One of the primary benefits of MADI for broadcasters is its simplicity and small footprint in large routing systems. The AES estimates there are more MADI interfaces for multitrack audio routing than there are for audio console to multitrack recorder connections.
MADI was introduced before embedded SDI. Embedded SD-SDI, HD-SDI and MADI are all compatible with AES3. SDI is limited to 16, 48kHz, 24-bit channels, and is transmitted during horizontal blanking intervals on a single piece of coax along with the video. MADI is audio-only and typically lots of it.
MADI is a time division multiplexed, unidirectional, multiple channel digital audio transmission standard. It is based on multiplexing multiple AES3 streams on one coaxial cable or fiber. AES10 details the transport “of 32, 56 or 64 channels of linearly represented digital audio data at a common sampling frequency within the range of 32kHz to 96kHz, having a resolution of up to 24-bits per channel.” The number of channels is inversely proportional to the sampling frequency. At a 48kHz rate, MADI can support up to 32 channels. At a 96kHz rate, the maximum number of channels is limited to 16 multiplexed AES3 streams. Typically at a 48kHz sampling rate, MADI can multiplex 32 AES3 channels.
MADI specifies 75-ohm cable with BNC connectors or fiber-optic cables with STI connectors. The signal on a properly terminated MADI coax connection is specified to be between 0.3V and 0.6V peak to peak. MADI specifications also set asynchronous point-to-point communications at a maximum of 100Mb/s, which makes it possible to distribute over a LAN.
MADI over fiber, according to AES10, “should be graded-index fiber within a core diameter of 62.5mm, a nominal cladding diameter of 125mm, and a numerical aperture of 0.275 at a wavelength of 1300nM.” The fiber interface must comply with ISO/IEC 9314-3 specs. Compliance makes it possible for a reliable MADI connection up to approximately 1.8mi.

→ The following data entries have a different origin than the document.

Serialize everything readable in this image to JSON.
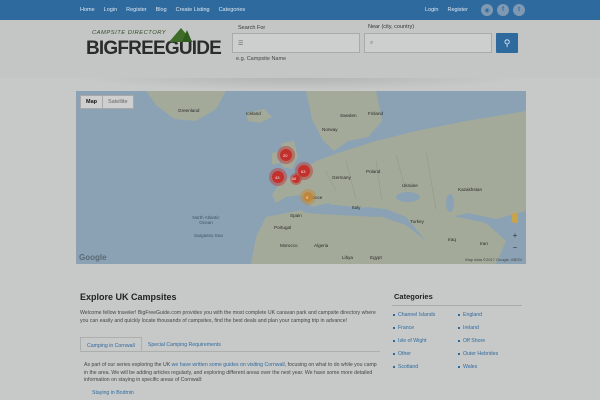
{
  "nav": {
    "left": [
      "Home",
      "Login",
      "Register",
      "Blog",
      "Create Listing",
      "Categories"
    ],
    "right": [
      "Login",
      "Register"
    ]
  },
  "logo": {
    "small": "CAMPSITE DIRECTORY",
    "big": "BIGFREEGUIDE"
  },
  "search": {
    "for_label": "Search For",
    "near_label": "Near (city, country)",
    "example": "e.g. Campsite Name"
  },
  "map": {
    "tab_map": "Map",
    "tab_satellite": "Satellite",
    "google": "Google",
    "footer": "Map data ©2017 Google, INEGI",
    "zoom_in": "+",
    "zoom_out": "−",
    "labels": {
      "greenland": "Greenland",
      "iceland": "Iceland",
      "sweden": "Sweden",
      "finland": "Finland",
      "norway": "Norway",
      "ukraine": "Ukraine",
      "poland": "Poland",
      "germany": "Germany",
      "france": "France",
      "spain": "Spain",
      "portugal": "Portugal",
      "italy": "Italy",
      "turkey": "Turkey",
      "kazakhstan": "Kazakhstan",
      "algeria": "Algeria",
      "libya": "Libya",
      "egypt": "Egypt",
      "morocco": "Morocco",
      "iraq": "Iraq",
      "iran": "Iran",
      "north_atlantic": "North Atlantic Ocean",
      "sargasso": "Sargasso Sea"
    },
    "clusters": [
      "20",
      "63",
      "43",
      "68",
      "9"
    ]
  },
  "content": {
    "title": "Explore UK Campsites",
    "intro": "Welcome fellow traveler! BigFreeGuide.com provides you with the most complete UK caravan park and campsite directory where you can easily and quickly locate thousands of campsites, find the best deals and plan your camping trip in advance!",
    "tabs": [
      "Camping in Cornwall",
      "Special Camping Requirements"
    ],
    "para_a": "As part of our series exploring the UK ",
    "para_link": "we have written some guides on visiting Cornwall",
    "para_b": ", focusing on what to do while you camp in the area. We will be adding articles regularly, and exploring different areas over the next year. We have some more detailed information on staying in specific areas of Cornwall:",
    "list_item": "Staying in Bodmin"
  },
  "sidebar": {
    "title": "Categories",
    "items": [
      "Channel Islands",
      "England",
      "France",
      "Ireland",
      "Isle of Wight",
      "Off Shore",
      "Other",
      "Outer Hebrides",
      "Scotland",
      "Wales"
    ]
  }
}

One MADI frame carries a sequence of 64 or fewer sub frames. One sub frame is 32 bits, which includes the standard 28-bit channel word (except preamble), as specified in AES3. Bits zero through 3 are used for frame sync, block start, channel ID and channel activity. Typically, channels A and B translate to left or right. In AES3, channel A is sub frame 1, and channel B is sub frame 2. If a channel is inactive, all its bits are set to zero.
Each sub frame also holds one audio sample and a Validity bit (V), a User bit (U), a Channel status bit (C) and a Parity bit (P) from one audio channel. While MADI audio data is essentially multiplexed AES3, there is one big difference. MADI frame synchronization is triggered by sync symbols outside the AES3 stream (bits zero to 3).
MADI standards call for providing an independently distributed master sync signal to each MADI receiver and MADI transmitter, as defined by AES11. In other words, the timing of MADI equipment is controlled by the distributed master sync signal and not by MADI. AES standards and specifications are copyrighted. Further details are available at http://www.aes.org/publications/standards/search.cfm.
The author wishes to thank John Moran of John Moran Mastering, Houston TX, for his assistance in preparing this tutorial.